Es por esto que es extremadamente difícil y peligroso presentar un conjunto de obras tan variadas y contradictorias como son las del Salón de Mayo: es necesario conocer el itinerario particular de cada pintor, de cada escultor, para darse cuenta del significado de cada obra expuesta. Ahora bien, es evidente que este conocimiento está reservado a los críticos de arte que desde hace veinte años siguen los desarrollos de la vanguardia en el mundo. No digo esto por pesimismo, muy al contrario: creo en la necesidad de ese conocimiento, y en la utilidad del trabajo de los críticos, que son los pioneros de él. Pero quiero señalar la dificultad (si no la imposibilidad provisional) de emitir juicios y de pronunciar elecciones definitivas en materia de vanguardia. Lo esencial consiste en permanecer vigilantes y abiertos.

Con frecuencia, en efecto, las obras que se presentan como estéticamente nuevas disimulan el pensamiento más reaccionario, pues la novedad en sí misma no es más que un criterio; es el fulgor del contacto mental entre el cuadro y el que lo mira, es la experiencia interior que se vive frente a objetos que definen el valor de una obra de arte. En todo caso, es esto lo que quise mostrar en 1965, al agrupar a los pintores jóvenes que, renunciando a la representación pictórica, nos proponen objetos, y al nombrarlos “objetivistas”, ellos objetan a la noción misma de realidad como también a la de arte: son los más radicales de todos.

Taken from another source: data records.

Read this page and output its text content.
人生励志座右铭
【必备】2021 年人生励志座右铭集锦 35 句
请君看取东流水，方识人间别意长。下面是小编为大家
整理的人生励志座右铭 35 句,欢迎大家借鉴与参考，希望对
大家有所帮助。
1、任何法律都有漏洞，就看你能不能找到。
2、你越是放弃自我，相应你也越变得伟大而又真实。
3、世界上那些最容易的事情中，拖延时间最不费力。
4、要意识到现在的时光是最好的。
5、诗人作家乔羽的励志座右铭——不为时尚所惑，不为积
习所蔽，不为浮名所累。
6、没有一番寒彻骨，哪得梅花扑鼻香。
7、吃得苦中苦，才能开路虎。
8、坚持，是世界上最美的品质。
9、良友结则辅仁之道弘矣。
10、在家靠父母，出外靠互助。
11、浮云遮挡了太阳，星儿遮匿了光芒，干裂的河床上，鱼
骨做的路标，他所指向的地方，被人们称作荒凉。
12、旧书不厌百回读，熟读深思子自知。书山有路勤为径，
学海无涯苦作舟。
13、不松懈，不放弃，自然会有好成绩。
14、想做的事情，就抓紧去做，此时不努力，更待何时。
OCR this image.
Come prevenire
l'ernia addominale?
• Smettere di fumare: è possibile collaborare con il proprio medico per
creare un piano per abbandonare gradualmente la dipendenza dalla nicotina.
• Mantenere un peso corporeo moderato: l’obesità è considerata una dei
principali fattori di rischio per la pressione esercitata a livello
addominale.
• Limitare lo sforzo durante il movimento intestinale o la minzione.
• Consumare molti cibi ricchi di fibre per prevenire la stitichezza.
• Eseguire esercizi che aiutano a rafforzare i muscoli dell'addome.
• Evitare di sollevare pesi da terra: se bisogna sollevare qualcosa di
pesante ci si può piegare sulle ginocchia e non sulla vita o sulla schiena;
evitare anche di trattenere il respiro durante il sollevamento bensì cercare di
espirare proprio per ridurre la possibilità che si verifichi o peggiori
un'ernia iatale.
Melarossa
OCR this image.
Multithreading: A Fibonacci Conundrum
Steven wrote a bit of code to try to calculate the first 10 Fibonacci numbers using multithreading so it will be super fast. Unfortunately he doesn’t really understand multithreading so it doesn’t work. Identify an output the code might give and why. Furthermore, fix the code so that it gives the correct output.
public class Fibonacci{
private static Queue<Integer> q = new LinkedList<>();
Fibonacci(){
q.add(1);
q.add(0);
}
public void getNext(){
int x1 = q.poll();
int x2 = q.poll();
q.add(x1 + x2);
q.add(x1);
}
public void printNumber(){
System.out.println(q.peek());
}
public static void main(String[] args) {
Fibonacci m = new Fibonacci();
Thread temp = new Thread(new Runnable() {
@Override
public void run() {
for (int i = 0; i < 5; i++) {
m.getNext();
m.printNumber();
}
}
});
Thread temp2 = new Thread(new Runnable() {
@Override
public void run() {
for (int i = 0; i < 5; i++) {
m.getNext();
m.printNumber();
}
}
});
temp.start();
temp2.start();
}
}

Jamás se hará una revolución verdadera si no se ponen incesantemente en duda los métodos y los objetivos de la revolución. En arte, la exigencia de revolución permanente es fundamental, pues sin ella el arte no es más que una vana parodia, un runrún. Actualmente, se llega hasta a dudar del sentido y de la función misma del arte. Esta duda es indispensable para comprender las nuevas proposiciones hechas por los artistas contemporáneos más jóvenes. Hoy día estamos liquidando aún las secuelas del siglo XIX. Es sin duda necesario que en Cuba los escritores y los pintores de Europa tomen consciencia del peso de sus propias tradiciones para que descubran en ellos la posibilidad de una actitud nueva, donde la revolución del arte y el arte de la revolución sean una sola cosa.